One of the things that we heard in the aftermath of January 6 was he said, she said. I called them in, they said they couldn't come. This person said they couldn't come. I mean, we just got very convoluted responses into why the National Guard wasn't here quickly.
Again, I recognize there are other efforts looking into other actors on that front. I am not getting into that. What I am talking about is what we have control over right here.
The underlying Legislative Branch bill does not improve that streamline process. In fact, it leaves in place the process whereby the chief of police has to go through this bureaucratic, arcane process to get permission from every member of that board before they can respond to an immediate emergency and request the National Guard. Well, that was part of the problem on January 6.
Our motion to recommit fixes that. It says that the Capitol Police chief, in an emergency, a quick, developing emergency, can call in the National Guard and have the authority to request them to come. It also has a failsafe in there that says, if the Capitol Police Board gets their act together and meets quickly and sees the issue differently, they can rescind that authority. But what it does, it is an opt-in. Automatically, the police chief has authority to call in the reserves when there is an emergency.
Just like you see where a chief in a major metropolitan area has the authority to call in things, and then they are accountable to the mayor or to the city council, but they have that authority. Right now the Capitol Police chief doesn't have that authority, that was a problem on January 6. Unfortunately, if this bill passes as it is, it will still be a problem today, 7 months later.
Again, there are things in the underlying bill that I like and support, but it is like having the salt for your steak, but you don't actually have the beef. You have got to have that sizzling steak and you add the salt to it and it is a wonderful meal. That is how I look at this.
We do want to put the money forward to make sure that we are adding to the force and we are putting in training programs and that is in this underlying bill. Those are good things. But we have to change the fundamental flaws with how the Capitol Police Board operates.
This is the Legislative Branch appropriations bill. This is the appropriate place. I would have yielded if the House Administration Committee wanted to do that. Had they done it, you wouldn't hear me piping up about it, but they haven't. It needs to be done so that we are taking responsibility for failures here on our campus that we can correct. So I urge adoption of the motion to recommit.
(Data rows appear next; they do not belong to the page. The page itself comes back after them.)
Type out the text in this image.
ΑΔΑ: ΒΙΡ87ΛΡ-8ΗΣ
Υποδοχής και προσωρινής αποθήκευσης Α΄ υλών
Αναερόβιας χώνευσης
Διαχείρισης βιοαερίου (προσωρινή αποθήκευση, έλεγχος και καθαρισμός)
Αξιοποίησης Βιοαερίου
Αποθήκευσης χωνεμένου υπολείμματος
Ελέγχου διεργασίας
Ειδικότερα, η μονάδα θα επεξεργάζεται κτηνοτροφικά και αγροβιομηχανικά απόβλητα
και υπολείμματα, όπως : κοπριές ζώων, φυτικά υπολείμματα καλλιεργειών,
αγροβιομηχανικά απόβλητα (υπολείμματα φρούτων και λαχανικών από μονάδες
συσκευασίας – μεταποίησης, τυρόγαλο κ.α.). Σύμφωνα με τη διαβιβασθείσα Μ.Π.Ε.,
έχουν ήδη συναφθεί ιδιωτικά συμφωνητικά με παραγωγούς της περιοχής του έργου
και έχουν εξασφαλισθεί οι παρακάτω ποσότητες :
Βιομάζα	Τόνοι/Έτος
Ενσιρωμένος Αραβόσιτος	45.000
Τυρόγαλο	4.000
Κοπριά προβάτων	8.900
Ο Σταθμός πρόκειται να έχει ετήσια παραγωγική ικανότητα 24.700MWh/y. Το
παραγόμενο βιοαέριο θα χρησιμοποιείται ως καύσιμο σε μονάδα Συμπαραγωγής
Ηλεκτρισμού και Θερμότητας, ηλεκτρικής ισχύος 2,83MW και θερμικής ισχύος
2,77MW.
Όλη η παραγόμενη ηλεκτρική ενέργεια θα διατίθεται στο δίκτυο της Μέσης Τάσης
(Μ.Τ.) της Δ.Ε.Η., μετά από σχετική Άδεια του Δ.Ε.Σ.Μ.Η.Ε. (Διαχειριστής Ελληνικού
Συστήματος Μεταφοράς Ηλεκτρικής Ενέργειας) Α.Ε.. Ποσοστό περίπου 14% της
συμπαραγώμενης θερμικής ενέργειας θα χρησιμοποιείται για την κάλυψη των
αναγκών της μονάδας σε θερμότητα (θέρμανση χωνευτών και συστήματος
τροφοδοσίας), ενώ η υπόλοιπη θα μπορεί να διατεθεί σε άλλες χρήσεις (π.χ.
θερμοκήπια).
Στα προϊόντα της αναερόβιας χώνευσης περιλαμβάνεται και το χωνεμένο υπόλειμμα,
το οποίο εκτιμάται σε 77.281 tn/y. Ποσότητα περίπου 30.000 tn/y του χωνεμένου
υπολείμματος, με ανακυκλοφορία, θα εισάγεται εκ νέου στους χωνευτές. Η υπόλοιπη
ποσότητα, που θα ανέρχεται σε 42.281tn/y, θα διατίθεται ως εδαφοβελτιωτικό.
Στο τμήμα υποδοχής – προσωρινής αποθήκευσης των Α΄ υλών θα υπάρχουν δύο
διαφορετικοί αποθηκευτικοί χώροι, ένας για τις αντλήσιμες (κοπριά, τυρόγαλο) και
One more thing that I think is really significant, and this is where I differ from the gentleman from Maryland, who I also have great respect for, is the underlying bill talks about pay and making sure that we are adding more police officers to the force. I am there every day of the week and twice on Sunday. The problem is, they are going to hit a cap.
So when a police officer, which we saw in January, February, March, they would work their regular hours, and then because they were short- staffed and there weren't enough officers on the force, they would be called to work overtime. They are accruing that overtime, and at some point, they will have earned too much money to get paid all of it because there is a cap in law that says they can only make so much.
The underlying bill does not fix that cap. However, our motion to recommit does. Our motion to recommit removes that cap so that those officers who are owed that overtime, because they worked their tails off weeks on end, will be able to get that pay and not risk being furloughed as we get to the end of the year.
Again, there are good things in the underlying bill, but it is not quite good enough. We can make it better. We can make it better by adopting the motion to recommit.